Taxes: The Quiet Benefit Killer

Social Security benefits can get taxed if your income passes certain thresholds. With $20,000 earned income, Linda is just under where up to 50% of her benefits might be taxed. But if she starts earning more, that tax bite can grow, reducing the value of her monthly checks.

The Emotional Side of Claiming

I’ve noticed many widows feel a lot of pressure to “do something” once they turn 62. There’s a fear that if you wait, you’ll lose out. But the bigger risk is locking in a lower benefit forever.
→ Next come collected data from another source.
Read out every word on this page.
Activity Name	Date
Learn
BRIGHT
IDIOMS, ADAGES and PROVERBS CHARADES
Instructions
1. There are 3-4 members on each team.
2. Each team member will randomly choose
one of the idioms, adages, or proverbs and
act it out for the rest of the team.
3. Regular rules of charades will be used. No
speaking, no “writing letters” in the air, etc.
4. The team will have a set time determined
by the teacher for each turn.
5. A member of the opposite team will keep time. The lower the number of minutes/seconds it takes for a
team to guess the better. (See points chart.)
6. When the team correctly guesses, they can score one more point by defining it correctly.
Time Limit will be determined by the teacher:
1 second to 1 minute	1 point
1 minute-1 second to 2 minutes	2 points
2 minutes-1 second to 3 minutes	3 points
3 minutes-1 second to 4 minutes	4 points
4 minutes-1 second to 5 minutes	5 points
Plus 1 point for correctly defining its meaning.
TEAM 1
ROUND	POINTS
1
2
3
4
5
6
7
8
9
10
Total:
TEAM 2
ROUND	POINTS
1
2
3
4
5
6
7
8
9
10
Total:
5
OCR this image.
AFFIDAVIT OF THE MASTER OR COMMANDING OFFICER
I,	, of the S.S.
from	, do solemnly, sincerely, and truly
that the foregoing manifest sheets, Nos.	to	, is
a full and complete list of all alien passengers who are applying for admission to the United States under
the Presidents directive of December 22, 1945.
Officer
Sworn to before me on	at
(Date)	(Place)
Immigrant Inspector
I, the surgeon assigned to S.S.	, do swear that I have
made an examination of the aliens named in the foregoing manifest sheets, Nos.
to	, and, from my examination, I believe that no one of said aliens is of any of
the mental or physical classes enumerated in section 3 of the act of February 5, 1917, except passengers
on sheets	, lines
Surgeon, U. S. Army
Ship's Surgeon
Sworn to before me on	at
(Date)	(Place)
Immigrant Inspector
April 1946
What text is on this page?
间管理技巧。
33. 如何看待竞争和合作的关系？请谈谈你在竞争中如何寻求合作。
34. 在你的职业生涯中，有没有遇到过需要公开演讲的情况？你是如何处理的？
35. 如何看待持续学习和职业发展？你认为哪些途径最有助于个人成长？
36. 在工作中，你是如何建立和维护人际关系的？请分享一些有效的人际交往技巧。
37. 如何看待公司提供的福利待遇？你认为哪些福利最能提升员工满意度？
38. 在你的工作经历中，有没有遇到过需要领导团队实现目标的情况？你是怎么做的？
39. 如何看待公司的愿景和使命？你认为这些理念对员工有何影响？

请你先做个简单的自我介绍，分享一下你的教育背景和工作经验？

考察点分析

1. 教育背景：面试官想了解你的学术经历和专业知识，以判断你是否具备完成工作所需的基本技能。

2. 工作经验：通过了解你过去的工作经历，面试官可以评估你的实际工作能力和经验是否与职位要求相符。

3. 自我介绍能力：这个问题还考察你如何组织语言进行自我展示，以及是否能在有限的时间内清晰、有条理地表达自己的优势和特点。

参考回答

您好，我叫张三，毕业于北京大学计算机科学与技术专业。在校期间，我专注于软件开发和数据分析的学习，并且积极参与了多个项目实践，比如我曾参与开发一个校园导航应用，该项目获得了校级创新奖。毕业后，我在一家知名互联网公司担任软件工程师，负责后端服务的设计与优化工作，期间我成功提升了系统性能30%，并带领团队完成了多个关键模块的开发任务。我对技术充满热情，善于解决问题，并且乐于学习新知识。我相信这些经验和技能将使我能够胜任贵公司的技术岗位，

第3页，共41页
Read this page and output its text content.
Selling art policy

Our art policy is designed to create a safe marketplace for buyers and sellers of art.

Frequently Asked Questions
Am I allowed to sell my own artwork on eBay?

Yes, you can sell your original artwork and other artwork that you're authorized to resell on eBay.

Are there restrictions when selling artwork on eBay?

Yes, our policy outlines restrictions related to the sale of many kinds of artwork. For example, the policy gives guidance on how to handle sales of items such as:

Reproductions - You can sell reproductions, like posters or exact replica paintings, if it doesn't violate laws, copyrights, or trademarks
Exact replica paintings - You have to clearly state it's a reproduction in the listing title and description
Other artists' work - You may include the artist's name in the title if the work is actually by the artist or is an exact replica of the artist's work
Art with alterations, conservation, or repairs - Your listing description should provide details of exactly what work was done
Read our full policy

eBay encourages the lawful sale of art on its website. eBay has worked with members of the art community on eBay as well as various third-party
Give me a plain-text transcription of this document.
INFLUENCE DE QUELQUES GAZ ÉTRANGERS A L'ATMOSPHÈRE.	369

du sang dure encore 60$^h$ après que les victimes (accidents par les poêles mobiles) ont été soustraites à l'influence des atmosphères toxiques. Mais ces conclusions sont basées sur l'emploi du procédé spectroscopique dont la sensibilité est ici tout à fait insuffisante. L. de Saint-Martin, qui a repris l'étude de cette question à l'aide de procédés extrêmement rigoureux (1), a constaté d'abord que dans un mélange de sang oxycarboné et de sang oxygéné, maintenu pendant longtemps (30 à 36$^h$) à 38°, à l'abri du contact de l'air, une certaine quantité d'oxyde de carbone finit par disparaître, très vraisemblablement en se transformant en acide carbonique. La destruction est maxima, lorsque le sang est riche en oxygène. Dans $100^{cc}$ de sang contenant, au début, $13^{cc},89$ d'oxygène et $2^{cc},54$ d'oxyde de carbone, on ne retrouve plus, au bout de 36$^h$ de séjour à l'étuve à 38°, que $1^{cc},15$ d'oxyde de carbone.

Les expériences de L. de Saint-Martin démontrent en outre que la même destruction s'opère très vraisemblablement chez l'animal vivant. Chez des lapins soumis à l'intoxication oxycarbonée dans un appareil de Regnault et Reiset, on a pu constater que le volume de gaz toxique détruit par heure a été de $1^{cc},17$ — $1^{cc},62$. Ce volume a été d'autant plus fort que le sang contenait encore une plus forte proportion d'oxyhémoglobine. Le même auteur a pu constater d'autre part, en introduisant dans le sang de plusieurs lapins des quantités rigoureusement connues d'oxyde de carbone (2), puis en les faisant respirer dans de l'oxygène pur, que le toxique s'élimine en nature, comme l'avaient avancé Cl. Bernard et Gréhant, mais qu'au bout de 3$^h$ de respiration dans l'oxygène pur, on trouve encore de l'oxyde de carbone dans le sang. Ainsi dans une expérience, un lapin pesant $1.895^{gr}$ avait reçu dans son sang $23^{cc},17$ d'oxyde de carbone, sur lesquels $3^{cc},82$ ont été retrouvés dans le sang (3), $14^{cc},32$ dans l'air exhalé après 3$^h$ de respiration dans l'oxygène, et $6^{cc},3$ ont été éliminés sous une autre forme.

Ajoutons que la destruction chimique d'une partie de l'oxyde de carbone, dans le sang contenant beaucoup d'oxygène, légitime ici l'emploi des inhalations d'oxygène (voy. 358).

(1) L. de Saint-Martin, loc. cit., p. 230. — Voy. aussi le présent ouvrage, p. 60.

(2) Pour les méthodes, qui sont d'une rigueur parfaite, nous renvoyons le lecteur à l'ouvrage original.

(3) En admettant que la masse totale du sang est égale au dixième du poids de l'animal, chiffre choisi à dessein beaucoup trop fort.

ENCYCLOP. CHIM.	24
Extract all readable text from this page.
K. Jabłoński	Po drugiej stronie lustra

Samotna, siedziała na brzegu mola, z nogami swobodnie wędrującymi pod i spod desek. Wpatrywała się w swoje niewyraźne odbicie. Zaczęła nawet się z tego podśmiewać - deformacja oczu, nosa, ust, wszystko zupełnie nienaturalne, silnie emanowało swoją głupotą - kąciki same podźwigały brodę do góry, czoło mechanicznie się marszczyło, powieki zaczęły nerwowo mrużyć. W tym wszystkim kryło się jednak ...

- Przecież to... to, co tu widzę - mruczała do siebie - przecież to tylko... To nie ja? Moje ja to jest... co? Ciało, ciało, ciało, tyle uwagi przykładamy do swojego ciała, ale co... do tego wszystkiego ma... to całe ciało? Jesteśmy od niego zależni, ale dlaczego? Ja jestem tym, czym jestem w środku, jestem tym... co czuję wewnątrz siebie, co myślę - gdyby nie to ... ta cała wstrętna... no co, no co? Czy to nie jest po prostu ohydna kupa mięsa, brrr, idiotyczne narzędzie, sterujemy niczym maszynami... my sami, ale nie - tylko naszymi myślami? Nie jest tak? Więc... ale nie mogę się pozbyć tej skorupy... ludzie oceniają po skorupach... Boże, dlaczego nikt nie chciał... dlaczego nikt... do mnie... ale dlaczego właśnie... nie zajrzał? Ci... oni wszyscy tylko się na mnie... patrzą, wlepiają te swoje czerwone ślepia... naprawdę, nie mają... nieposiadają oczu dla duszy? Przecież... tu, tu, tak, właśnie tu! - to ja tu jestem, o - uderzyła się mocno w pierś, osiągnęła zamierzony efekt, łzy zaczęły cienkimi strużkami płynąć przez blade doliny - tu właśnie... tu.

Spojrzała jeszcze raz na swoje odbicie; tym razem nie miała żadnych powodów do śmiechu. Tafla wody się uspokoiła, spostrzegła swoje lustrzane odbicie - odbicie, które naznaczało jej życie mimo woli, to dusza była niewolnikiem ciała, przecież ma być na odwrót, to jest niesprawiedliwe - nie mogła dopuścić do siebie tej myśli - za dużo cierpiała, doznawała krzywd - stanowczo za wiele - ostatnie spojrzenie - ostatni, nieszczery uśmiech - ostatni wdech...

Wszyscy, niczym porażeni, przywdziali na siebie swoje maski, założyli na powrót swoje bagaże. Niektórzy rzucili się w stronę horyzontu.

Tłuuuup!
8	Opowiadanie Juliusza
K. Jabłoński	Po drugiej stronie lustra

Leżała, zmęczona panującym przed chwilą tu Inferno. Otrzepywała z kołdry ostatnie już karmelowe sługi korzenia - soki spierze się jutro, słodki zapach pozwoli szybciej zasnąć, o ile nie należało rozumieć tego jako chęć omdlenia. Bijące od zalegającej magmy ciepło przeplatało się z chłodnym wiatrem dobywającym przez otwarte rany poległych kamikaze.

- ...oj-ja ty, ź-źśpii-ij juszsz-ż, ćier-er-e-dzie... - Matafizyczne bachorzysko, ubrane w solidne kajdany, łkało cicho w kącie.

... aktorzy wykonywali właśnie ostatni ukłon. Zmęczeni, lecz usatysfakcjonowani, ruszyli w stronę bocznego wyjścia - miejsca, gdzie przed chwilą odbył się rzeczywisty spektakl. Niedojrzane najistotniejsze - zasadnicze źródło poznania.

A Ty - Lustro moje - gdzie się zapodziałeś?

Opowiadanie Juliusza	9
Sometimes, though, peace of mind in the present is worth more than perfect math.

What Should Linda Do?

If she can cover her expenses without claiming early, waiting until 67 to get the full survivor benefit is usually best for long-term security. But if money’s tight now, claiming her own reduced benefit is an option—and switching later is still possible.

Just remember: claiming early locks in lower payments permanently, and working too much before full retirement age can reduce your checks even more.

Final Thoughts

There’s no one perfect answer here. Social Security is complicated, and life rarely fits neatly into a spreadsheet. Linda—or anyone in her shoes—should chat with a knowledgeable advisor, run through the actual numbers for their situation, and think about health, current income needs, and peace of mind.

Above all, don’t rush the decision out of fear. Social Security is meant to last a lifetime. Sometimes, waiting really is the smartest move to get what you’ve earned.